[libvirt] [PATCH v2 03/15] conf: Add new secret type "passphrase"
John Ferlan
jferlan at redhat.com
Thu Jun 23 17:28:59 UTC 2016
Add a new secret type known as "passphrase" - it will handle adding the
secret objects that need a passphrase without a specific username.
The format is:
<secret ...>
<uuid>...</uuid>
...
<usage type='passphrase'>
<id>mumblyfratz</id>
</usage>
</secret>
Signed-off-by: John Ferlan <jferlan at redhat.com>
---
docs/aclpolkit.html.in | 4 +++
docs/formatsecret.html.in | 57 ++++++++++++++++++++++++++++--
docs/schemas/secret.rng | 10 ++++++
include/libvirt/libvirt-secret.h | 3 +-
src/access/viraccessdriverpolkit.c | 13 +++++++
src/conf/secret_conf.c | 26 +++++++++++++-
src/conf/secret_conf.h | 1 +
src/conf/virsecretobj.c | 5 +++
tests/secretxml2xmlin/usage-passphrase.xml | 7 ++++
tests/secretxml2xmltest.c | 1 +
10 files changed, 123 insertions(+), 4 deletions(-)

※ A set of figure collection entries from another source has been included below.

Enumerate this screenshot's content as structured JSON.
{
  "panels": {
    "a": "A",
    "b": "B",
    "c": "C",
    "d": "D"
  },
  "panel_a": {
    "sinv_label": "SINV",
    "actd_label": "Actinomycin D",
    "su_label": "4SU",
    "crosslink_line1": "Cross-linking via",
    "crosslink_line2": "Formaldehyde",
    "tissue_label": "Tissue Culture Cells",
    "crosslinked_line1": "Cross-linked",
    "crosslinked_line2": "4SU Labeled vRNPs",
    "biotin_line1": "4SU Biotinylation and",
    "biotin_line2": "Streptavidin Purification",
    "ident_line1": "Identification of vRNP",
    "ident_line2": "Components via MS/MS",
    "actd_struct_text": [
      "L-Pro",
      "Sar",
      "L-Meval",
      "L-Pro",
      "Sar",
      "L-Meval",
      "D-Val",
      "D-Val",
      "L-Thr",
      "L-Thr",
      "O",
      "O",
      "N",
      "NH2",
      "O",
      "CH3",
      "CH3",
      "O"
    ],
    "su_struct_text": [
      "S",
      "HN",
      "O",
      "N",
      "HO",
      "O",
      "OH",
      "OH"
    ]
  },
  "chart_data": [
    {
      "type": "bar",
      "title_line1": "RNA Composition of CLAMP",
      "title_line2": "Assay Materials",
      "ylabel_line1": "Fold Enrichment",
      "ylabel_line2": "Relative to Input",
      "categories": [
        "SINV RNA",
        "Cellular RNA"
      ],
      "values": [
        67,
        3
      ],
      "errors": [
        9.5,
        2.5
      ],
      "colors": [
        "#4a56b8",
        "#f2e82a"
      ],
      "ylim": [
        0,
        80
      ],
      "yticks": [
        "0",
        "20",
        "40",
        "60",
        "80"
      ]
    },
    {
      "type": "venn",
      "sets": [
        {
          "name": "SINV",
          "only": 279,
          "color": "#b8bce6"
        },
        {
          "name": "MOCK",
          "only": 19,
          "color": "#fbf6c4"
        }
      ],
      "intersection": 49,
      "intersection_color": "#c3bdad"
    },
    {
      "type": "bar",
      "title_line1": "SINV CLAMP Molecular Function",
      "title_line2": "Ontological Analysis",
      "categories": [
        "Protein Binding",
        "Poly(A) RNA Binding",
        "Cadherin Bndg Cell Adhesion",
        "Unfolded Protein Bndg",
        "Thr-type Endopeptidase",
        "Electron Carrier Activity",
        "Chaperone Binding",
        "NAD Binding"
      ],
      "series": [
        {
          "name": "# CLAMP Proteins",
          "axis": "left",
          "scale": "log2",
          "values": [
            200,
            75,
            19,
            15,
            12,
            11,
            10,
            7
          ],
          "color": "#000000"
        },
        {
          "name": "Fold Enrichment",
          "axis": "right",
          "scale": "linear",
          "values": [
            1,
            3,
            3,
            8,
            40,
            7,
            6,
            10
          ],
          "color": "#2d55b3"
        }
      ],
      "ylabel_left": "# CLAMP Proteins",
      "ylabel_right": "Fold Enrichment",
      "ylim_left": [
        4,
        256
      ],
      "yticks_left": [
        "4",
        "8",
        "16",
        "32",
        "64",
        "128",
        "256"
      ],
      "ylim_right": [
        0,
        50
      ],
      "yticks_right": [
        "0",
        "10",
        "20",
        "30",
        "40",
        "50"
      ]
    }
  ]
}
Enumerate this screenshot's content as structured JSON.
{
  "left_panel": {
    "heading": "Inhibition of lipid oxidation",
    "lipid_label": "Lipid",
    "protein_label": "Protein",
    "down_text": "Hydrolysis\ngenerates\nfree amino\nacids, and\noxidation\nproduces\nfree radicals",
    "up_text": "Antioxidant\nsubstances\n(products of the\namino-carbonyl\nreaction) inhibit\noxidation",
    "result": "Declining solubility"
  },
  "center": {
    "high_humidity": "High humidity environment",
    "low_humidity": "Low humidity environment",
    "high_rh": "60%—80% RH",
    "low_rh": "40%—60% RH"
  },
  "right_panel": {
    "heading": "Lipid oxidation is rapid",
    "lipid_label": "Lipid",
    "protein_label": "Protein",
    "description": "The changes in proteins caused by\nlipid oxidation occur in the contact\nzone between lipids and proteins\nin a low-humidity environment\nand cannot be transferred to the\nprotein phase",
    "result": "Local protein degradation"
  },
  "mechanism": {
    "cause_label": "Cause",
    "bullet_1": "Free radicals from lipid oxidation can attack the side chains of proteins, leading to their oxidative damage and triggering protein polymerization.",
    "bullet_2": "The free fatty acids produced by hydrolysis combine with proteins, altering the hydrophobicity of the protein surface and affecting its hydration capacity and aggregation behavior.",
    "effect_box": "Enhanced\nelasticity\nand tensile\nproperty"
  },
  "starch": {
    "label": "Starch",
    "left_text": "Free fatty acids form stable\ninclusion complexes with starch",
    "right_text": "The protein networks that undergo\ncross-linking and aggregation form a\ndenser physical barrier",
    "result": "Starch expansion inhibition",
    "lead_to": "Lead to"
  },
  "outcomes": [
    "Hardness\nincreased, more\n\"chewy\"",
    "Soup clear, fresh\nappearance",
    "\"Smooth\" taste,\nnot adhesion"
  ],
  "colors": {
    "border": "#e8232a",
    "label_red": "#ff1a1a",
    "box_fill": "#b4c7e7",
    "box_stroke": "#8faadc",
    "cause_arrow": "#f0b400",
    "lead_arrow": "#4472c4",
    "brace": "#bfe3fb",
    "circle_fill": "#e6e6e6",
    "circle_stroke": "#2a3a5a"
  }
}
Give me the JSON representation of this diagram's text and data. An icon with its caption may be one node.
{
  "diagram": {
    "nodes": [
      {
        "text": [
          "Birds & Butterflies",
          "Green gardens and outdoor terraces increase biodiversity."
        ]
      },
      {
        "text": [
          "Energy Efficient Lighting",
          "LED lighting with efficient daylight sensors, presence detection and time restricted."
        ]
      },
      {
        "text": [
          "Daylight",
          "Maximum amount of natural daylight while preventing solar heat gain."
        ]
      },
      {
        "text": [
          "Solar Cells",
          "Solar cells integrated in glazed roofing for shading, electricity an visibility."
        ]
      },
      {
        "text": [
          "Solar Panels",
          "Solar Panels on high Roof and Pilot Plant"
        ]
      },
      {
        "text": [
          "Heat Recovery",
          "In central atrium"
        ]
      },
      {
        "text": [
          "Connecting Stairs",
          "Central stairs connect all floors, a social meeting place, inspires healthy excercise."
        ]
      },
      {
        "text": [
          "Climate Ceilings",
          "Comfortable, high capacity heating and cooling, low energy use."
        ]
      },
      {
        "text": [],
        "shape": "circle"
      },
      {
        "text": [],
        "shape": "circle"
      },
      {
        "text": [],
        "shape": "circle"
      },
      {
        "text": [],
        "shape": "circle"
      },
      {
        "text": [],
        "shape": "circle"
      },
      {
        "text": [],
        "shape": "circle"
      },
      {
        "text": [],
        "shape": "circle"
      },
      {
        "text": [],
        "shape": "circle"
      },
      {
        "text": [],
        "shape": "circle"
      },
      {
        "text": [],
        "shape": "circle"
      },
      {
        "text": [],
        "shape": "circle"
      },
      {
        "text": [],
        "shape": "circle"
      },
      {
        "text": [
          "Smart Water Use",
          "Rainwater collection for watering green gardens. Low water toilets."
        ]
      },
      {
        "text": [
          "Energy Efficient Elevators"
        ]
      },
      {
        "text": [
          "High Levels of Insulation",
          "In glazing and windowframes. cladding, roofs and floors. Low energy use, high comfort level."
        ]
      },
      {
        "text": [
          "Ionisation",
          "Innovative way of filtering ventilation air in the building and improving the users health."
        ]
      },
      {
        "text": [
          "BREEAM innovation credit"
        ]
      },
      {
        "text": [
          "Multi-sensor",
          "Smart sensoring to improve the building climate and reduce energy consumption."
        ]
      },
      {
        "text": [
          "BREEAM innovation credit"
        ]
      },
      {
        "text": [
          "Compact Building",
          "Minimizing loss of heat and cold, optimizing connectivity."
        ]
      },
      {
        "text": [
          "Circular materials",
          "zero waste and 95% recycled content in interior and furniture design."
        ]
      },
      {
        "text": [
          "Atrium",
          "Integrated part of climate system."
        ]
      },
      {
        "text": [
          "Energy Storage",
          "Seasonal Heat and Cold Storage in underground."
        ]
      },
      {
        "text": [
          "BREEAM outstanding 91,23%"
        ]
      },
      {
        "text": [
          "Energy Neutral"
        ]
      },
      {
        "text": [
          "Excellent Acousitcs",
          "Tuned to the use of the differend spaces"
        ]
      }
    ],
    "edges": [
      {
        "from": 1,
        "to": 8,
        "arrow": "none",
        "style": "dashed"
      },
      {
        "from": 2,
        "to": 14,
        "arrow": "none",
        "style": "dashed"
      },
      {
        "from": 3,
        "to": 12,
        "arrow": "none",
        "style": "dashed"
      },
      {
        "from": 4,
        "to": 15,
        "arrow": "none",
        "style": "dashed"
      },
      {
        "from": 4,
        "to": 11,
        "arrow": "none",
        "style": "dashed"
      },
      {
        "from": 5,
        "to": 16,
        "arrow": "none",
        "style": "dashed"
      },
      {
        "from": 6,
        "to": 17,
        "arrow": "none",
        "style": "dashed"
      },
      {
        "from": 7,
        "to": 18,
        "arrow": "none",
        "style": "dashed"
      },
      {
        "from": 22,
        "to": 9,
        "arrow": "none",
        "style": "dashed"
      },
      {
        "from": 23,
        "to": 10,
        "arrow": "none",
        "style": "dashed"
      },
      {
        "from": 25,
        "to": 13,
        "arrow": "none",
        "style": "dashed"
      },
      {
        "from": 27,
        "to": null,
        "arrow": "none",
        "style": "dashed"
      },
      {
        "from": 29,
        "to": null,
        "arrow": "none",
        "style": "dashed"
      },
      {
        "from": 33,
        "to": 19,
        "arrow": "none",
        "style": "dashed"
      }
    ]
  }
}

create mode 100644 tests/secretxml2xmlin/usage-passphrase.xml
diff --git a/docs/aclpolkit.html.in b/docs/aclpolkit.html.in
index dae0814..1d31b6d 100644
--- a/docs/aclpolkit.html.in
+++ b/docs/aclpolkit.html.in
@@ -224,6 +224,10 @@
<td>secret_usage_target</td>
<td>Name of the associated iSCSI target, if any</td>
</tr>
+ <tr>
+ <td>secret_usage_id</td>
+ <td>Name of be associated passphrase secret, if any</td>
+ </tr>
</tbody>
</table>
diff --git a/docs/formatsecret.html.in b/docs/formatsecret.html.in
index 599cb38..79c4082 100644
--- a/docs/formatsecret.html.in
+++ b/docs/formatsecret.html.in
@@ -41,8 +41,9 @@
<dd>
Specifies what this secret is used for. A mandatory
<code>type</code> attribute specifies the usage category, currently
- only <code>volume</code>, <code>ceph</code> and <code>iscsi</code>
- are defined. Specific usage categories are described below.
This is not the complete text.